What material is 100% bulletproof?
No material is completely bulletproof, but materials like ceramic composites and ultra-high-molecular-weight polyethylene (UHMWPE) offer high levels of bullet resistance.
Can an AR-15 penetrate body armor?
An AR-15 can penetrate certain types of body armor depending on the ammunition used and the armor’s protection level. For example, Level III or Level IV armor can stop many AR-15 rounds.
What level armor does the US military use?
The US military typically uses Level III or Level IV body armor, depending on the mission and threat level.
Is soft or hard body armor better?
The choice between soft and hard body armor depends on the intended use and the threats being faced. Soft body armor is lighter and more comfortable, offering protection against handgun rounds, while hard body armor provides protection against high-velocity rifle rounds.
What is the heaviest body armor?
Steel body armor tends to be the heaviest, but the weight of body armor varies depending on the materials used and the level of protection provided.
Is ceramic armor better than steel?
Ceramic armor is generally lighter and offers comparable protection to steel armor. However, steel armor can be more durable and may provide protection against multiple hits.
Is it legal to wear plate armor?
In most jurisdictions, it is legal for civilians to wear plate armor. However, certain restrictions may apply, such as those for convicted felons or those committing a crime while wearing body armor. Always check your local and state laws to ensure compliance.
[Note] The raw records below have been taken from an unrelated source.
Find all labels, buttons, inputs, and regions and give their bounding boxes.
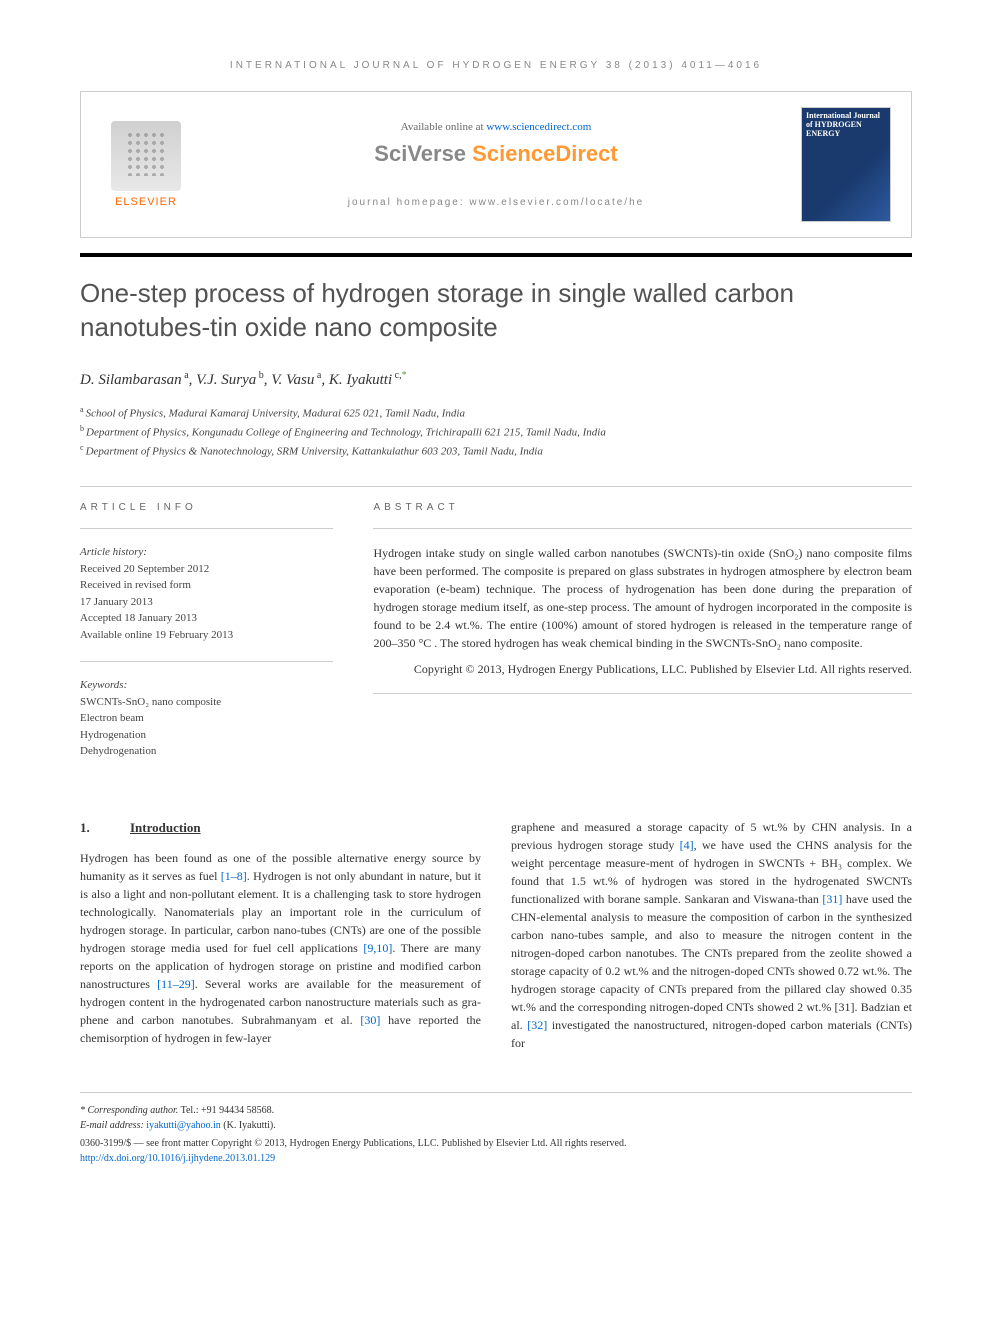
reference-link[interactable]: [31] [822,892,842,906]
author: V. Vasu a [271,372,321,388]
history-line: 17 January 2013 [80,594,333,611]
elsevier-logo[interactable]: ELSEVIER [101,121,191,208]
reference-link[interactable]: [9,10] [363,941,392,955]
journal-cover-thumbnail[interactable]: International Journal of HYDROGEN ENERGY [801,107,891,222]
elsevier-text: ELSEVIER [115,196,177,208]
article-title: One-step process of hydrogen storage in … [80,277,912,345]
keyword: Hydrogenation [80,727,333,744]
email-link[interactable]: iyakutti@yahoo.in [146,1120,220,1131]
divider [373,693,912,694]
reference-link[interactable]: [30] [360,1013,380,1027]
footer-doi: http://dx.doi.org/10.1016/j.ijhydene.201… [80,1151,912,1166]
reference-link[interactable]: [32] [527,1018,547,1032]
elsevier-tree-icon [111,121,181,191]
affiliation-sup: a [80,405,86,414]
keyword: Electron beam [80,710,333,727]
author-name: D. Silambarasan [80,372,182,388]
history-line: Accepted 18 January 2013 [80,610,333,627]
body-column-left: 1. Introduction Hydrogen has been found … [80,818,481,1052]
sciverse-logo: SciVerse ScienceDirect [191,141,801,167]
keywords-block: Keywords: SWCNTs-SnO₂ nano compositeElec… [80,677,333,760]
cover-title: International Journal of HYDROGEN ENERGY [806,112,886,138]
body-columns: 1. Introduction Hydrogen has been found … [80,818,912,1052]
body-column-right: graphene and measured a storage capacity… [511,818,912,1052]
author-name: V. Vasu [271,372,314,388]
corresponding-star-icon: * [402,370,407,381]
author-name: V.J. Surya [196,372,256,388]
body-text-left: Hydrogen has been found as one of the po… [80,849,481,1047]
article-info-column: ARTICLE INFO Article history: Received 2… [80,502,333,778]
info-abstract-row: ARTICLE INFO Article history: Received 2… [80,502,912,778]
history-label: Article history: [80,544,333,561]
article-history: Article history: Received 20 September 2… [80,544,333,643]
email-name: (K. Iyakutti). [221,1120,276,1131]
keyword: SWCNTs-SnO₂ nano composite [80,694,333,711]
keyword: Dehydrogenation [80,743,333,760]
top-banner: ELSEVIER Available online at www.science… [80,91,912,238]
divider [80,661,333,662]
journal-homepage: journal homepage: www.elsevier.com/locat… [191,197,801,208]
history-line: Received in revised form [80,577,333,594]
divider [80,486,912,487]
authors-line: D. Silambarasan a, V.J. Surya b, V. Vasu… [80,370,912,389]
footer-block: * Corresponding author. Tel.: +91 94434 … [80,1092,912,1166]
abstract-text: Hydrogen intake study on single walled c… [373,544,912,652]
author-affiliation-mark: b [256,370,264,381]
author: D. Silambarasan a [80,372,189,388]
corr-tel: Tel.: +91 94434 58568. [178,1105,274,1116]
reference-link[interactable]: [31] [822,892,842,906]
corresponding-author: * Corresponding author. Tel.: +91 94434 … [80,1103,912,1118]
section-heading: 1. Introduction [80,818,481,838]
author-name: K. Iyakutti [329,372,392,388]
body-text-right: graphene and measured a storage capacity… [511,818,912,1052]
divider [80,528,333,529]
section-number: 1. [80,818,130,838]
reference-link[interactable]: [1–8] [221,869,247,883]
available-online-text: Available online at www.sciencedirect.co… [191,121,801,133]
affiliation-sup: b [80,424,86,433]
affiliation-line: b Department of Physics, Kongunadu Colle… [80,423,912,442]
banner-center: Available online at www.sciencedirect.co… [191,121,801,208]
keywords-label: Keywords: [80,677,333,694]
author-affiliation-mark: c, [392,370,401,381]
sciverse-direct: ScienceDirect [472,141,618,166]
section-title: Introduction [130,818,201,838]
divider [373,528,912,529]
author-affiliation-mark: a [314,370,321,381]
reference-link[interactable]: [4] [680,838,694,852]
history-line: Received 20 September 2012 [80,561,333,578]
author: K. Iyakutti c,* [329,372,407,388]
author: V.J. Surya b [196,372,264,388]
affiliations-block: a School of Physics, Madurai Kamaraj Uni… [80,404,912,462]
footer-issn: 0360-3199/$ — see front matter Copyright… [80,1136,912,1151]
abstract-column: ABSTRACT Hydrogen intake study on single… [373,502,912,778]
sciencedirect-link[interactable]: www.sciencedirect.com [486,121,591,133]
history-line: Available online 19 February 2013 [80,627,333,644]
affiliation-line: c Department of Physics & Nanotechnology… [80,442,912,461]
abstract-label: ABSTRACT [373,502,912,513]
article-info-label: ARTICLE INFO [80,502,333,513]
author-affiliation-mark: a [182,370,189,381]
reference-link[interactable]: [11–29] [157,977,195,991]
abstract-copyright: Copyright © 2013, Hydrogen Energy Public… [373,660,912,678]
sciverse-sci: SciVerse [374,141,472,166]
available-prefix: Available online at [401,121,487,133]
affiliation-line: a School of Physics, Madurai Kamaraj Uni… [80,404,912,423]
email-label: E-mail address: [80,1120,146,1131]
corresponding-email: E-mail address: iyakutti@yahoo.in (K. Iy… [80,1118,912,1133]
journal-header-line: INTERNATIONAL JOURNAL OF HYDROGEN ENERGY… [80,60,912,71]
affiliation-sup: c [80,443,86,452]
title-bar-divider [80,253,912,257]
doi-link[interactable]: http://dx.doi.org/10.1016/j.ijhydene.201… [80,1153,275,1164]
corr-label: * Corresponding author. [80,1105,178,1116]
Final Thoughts on Hard Body Armor
Remember, when it comes to purchasing armor it is important to be armed with the facts and accurate knowledge. This prevents purchasing inferior armor, or the wrong armor for you. Hard armor plates are made to address rifle threats, whereas soft armor is concerned with pistols. Maintaining your gear and keeping it in good condition is essential for proper function, especially for life-saving products.
The opinions expressed in this post are those of the author and do not necessarily reflect the views and opinions of Tacticon Armament.